I should have added that the IFLA Guidelines elaborate on the first distinguishing feature at some length (pp. 38-45), identifying the core instructional activities that constitute the school library’s pedagogical programme as:
literacy and reading promotion (pp. 39-40)
media and information literacy (MIL), which may be developed within the chosen model of the inquiry learning process (pp. 40-41)
inquiry-based learning, which may include the development of MIL skills within the chosen model (pp. 41-44)
technology integration (p. 44)
professional development for teachers (p. 44)
“School librarians recognize the importance of having a systematic framework for the teaching of media and information skills, and they contribute to the enhancement of students’ skills through collaborative work with teachers (p. 8) … These [inquiry and lifelong learning, self-directed learning (i.e., metacognitive), and collaborating] skills are best developed progressively within a subject context, with topics and problems drawn from the curriculum” (p. 42).

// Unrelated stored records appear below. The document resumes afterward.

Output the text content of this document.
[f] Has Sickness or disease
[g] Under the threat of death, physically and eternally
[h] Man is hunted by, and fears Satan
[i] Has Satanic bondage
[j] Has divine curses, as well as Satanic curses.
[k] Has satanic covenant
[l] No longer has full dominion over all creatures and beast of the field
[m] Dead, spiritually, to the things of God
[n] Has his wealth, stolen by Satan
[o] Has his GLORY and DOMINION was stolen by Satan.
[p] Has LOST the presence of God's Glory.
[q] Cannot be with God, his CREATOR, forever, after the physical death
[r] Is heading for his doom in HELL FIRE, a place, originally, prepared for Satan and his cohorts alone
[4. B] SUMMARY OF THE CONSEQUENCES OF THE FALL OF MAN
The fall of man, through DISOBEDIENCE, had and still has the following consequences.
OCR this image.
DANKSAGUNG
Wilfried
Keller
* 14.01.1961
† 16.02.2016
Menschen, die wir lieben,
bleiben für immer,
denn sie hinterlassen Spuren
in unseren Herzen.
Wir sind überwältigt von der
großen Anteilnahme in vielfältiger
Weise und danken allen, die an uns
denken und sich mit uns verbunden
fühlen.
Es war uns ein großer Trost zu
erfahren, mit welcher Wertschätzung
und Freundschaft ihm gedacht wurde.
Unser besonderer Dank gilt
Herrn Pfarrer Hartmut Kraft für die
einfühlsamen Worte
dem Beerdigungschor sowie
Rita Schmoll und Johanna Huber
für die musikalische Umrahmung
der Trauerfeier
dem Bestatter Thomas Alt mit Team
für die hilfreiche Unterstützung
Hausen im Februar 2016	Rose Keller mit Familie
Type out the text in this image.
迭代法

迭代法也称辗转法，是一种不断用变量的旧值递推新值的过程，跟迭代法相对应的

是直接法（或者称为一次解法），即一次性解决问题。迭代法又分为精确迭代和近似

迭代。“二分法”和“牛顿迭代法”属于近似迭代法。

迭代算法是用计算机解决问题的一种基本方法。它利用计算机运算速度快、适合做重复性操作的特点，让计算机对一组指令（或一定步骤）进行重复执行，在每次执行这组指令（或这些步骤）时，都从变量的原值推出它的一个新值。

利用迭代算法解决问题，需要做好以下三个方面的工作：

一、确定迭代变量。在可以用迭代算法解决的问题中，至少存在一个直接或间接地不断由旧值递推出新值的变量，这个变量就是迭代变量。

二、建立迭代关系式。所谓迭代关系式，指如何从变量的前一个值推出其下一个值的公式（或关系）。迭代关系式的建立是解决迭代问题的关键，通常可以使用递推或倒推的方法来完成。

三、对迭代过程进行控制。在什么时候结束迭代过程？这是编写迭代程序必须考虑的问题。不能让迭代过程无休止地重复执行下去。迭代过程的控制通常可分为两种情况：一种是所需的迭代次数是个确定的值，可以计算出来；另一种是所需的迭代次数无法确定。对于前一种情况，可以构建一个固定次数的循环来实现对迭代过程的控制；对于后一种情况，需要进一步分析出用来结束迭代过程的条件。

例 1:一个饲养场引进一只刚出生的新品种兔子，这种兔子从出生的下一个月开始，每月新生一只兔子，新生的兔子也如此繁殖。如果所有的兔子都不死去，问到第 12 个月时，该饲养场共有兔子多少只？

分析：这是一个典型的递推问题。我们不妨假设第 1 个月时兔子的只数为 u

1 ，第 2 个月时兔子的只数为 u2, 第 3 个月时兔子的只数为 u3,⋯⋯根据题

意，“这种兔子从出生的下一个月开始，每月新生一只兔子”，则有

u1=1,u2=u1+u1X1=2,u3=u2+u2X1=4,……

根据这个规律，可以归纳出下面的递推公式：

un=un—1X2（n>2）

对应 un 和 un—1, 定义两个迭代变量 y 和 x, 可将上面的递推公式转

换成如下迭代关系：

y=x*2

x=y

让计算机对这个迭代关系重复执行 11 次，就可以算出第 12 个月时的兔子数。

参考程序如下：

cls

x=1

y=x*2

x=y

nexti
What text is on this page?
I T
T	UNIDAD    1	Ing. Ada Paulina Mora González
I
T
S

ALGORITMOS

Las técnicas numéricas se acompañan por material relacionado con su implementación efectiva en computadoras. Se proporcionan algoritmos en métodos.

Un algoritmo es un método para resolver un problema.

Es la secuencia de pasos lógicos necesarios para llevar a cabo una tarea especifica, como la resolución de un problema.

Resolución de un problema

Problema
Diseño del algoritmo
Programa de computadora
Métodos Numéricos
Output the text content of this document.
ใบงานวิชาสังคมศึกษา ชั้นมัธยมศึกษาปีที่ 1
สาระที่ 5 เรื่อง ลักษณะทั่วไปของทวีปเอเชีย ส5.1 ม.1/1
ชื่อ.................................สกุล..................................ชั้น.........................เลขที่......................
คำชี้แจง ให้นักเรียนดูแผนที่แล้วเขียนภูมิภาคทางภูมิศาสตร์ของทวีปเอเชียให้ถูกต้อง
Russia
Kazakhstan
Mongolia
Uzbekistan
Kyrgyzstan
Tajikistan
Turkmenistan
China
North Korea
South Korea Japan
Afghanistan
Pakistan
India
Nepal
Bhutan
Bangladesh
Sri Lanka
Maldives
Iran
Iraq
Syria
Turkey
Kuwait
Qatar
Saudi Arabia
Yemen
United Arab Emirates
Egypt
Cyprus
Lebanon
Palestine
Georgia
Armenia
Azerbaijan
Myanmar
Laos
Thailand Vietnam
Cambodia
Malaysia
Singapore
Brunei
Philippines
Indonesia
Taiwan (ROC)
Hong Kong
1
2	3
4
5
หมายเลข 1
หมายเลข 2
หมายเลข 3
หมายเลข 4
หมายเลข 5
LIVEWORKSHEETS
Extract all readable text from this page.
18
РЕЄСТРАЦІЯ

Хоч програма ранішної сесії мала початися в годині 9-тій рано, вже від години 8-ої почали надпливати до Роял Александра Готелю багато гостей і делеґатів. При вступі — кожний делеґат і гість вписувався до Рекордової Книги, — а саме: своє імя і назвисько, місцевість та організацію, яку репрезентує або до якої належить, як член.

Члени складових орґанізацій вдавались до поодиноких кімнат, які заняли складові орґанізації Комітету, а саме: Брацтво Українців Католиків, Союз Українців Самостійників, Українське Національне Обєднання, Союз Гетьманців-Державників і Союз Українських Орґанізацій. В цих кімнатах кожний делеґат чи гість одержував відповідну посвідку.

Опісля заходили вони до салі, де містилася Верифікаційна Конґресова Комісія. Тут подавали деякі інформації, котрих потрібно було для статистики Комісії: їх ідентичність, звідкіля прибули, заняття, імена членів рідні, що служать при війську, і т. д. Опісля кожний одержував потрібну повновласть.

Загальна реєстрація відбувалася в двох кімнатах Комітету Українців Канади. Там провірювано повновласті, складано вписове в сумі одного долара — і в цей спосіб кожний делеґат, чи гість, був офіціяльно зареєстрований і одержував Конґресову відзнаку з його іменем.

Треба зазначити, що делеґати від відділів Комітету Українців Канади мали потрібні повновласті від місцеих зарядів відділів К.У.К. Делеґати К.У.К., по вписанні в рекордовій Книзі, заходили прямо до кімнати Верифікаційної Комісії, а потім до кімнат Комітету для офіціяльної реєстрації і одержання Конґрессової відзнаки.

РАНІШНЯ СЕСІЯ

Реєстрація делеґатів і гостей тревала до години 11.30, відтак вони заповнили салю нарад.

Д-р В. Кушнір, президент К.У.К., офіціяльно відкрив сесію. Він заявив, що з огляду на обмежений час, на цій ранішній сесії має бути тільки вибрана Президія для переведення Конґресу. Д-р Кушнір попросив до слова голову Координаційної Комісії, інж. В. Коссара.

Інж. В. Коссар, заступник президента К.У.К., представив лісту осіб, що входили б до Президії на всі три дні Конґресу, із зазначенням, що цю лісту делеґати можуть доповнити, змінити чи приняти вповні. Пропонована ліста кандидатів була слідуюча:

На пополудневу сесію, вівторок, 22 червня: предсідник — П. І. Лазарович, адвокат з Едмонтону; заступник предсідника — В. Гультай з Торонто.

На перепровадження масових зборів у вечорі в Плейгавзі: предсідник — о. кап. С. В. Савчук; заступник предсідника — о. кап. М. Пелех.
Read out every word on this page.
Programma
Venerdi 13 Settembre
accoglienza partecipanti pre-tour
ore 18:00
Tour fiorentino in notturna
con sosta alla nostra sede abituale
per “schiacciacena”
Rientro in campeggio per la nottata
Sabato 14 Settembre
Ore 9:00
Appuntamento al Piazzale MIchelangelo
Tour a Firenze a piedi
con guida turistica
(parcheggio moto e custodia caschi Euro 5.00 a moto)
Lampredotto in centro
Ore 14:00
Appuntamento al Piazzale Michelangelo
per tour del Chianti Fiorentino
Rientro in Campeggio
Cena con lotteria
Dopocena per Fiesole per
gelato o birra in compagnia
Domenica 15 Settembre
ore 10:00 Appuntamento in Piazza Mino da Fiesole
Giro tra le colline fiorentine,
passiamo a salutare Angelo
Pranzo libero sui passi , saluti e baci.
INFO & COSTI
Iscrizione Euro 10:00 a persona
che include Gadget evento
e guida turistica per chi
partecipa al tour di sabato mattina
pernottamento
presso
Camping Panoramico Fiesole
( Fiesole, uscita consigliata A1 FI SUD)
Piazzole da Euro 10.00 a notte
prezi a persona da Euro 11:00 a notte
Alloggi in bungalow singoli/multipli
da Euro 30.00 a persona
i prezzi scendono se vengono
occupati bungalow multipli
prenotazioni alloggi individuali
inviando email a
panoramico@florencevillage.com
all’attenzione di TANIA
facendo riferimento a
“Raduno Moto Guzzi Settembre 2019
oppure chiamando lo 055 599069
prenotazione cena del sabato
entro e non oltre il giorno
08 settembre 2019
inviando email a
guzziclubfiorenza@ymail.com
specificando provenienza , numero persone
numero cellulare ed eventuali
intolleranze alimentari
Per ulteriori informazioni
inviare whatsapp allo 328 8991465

This makes FOSIL – as a sound instructional model of the inquiry learning process undergirded by a detailed framework of skills covering Inquiry & Design Thinking, Multiple Literacies, Social & Civic Responsibility, Personal Growth & Agency (ESIFC, 2009 & 2019) – a compelling choice, I think.
More broadly, I am beginning to understand that FOSIL in its fullest sense addresses all 5 of the core instructional activities of the school library’s pedagogical programme as outlined in the IFLA Guidelines.